After downloading and installing the Hibernate framework under the server with BlazeDS, the integration steps are:

  1. Create a server-side entity bean Employee that uses annotations to map appropriate values to database tables and specify queries:

    @Entity
    @Table(name = "employees")
    @NamedQueries( {
    
    @NamedQuery(name = "employeess.findAll", query = "from Employee"),
    
    @NamedQuery(name = "employees.byId", query = "select c from Employee e where
    e.employeeId= :employeeId") })
    public class Employee {
    
     @Id
     @GeneratedValue(strategy = GenerationType.AUTO)
     @Column(name = "employeeId", nullable = false)
     private Long employeeId;
    
     @Column(name = "firstName", nullable = true, unique = false)
     private String firstName;
  2. Create a file called persistence.xml under the META-INF directory of your BlazeDS project. In this file, define the database location and connectivity credentials.

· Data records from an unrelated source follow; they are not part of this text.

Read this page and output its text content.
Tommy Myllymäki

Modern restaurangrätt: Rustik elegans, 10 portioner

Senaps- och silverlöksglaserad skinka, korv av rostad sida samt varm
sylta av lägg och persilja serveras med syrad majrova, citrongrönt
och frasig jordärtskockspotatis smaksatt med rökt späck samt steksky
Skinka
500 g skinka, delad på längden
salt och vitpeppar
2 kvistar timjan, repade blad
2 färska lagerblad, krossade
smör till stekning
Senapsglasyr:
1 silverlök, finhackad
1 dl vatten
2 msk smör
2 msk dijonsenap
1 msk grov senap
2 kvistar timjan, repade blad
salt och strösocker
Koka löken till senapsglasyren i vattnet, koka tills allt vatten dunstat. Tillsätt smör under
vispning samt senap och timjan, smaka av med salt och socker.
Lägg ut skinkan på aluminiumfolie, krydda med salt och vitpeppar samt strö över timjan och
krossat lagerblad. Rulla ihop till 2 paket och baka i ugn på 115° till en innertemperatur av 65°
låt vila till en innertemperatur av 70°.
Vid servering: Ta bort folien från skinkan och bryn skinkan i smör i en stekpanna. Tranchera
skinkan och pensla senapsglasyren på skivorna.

  3. Write a Java class EmployeeService with method getEmployees() that retrieves and updates the data using Hibernate—for example:

    public List<Employee> getEmployees() {
    
    EntityManagerFactory entityManagerFactory =
             Persistence.createEntityManagerFactory(PERSISTENCE_UNIT);
    
     EntityManager em = entityManagerFactory.createEntityManager();
    
     Query findAllQuery = em.createNamedQuery("employees.findAll");
    
     List<Empoyee> employeess = findAllQuery.getResultList();
    
     return employees;
    }
  4. Define a destination in the BlazeDS remoting-config.xml file that points at the class EmployeeService:

    <destination id="myEmployee">
     <properties>
      <source>com.farata.EmployeeService</source>
     </properties>
    </destination>

The rest of the process is the same as in any Flex remoting scenario.

The only issue with this approach is that it has problems supporting lazy loading. BlazeDS uses the Java adapter to serialize Java objects, along with all related objects regardless of whether you want them to be lazy-loaded.

Note

The entire process of the integration of Flex, BlazeDS, Hibernate, and MySQL Server is described in detail in an article published at the Adobe Developer’s Connection website. You can find it at http://www.adobe.com/devnet/flex/articles/flex_hibernate_print.html.

If your Flex application uses LCDS, this issue is solved by applying special Hibernate adapter for Data Management Services. Digital Primates’ dpHibernate is a custom Flex library and a custom BlazeDS Hibernate adapter that work together to give you support for lazy loading of Hibernate objects from inside your Flex applications. You can get dpHibernate at http://code.google.com/p/dphibernate/.

Note

There is one more open source product that supports Hibernate. It’s called Granite Data Services and is an alternative to BlazeDS.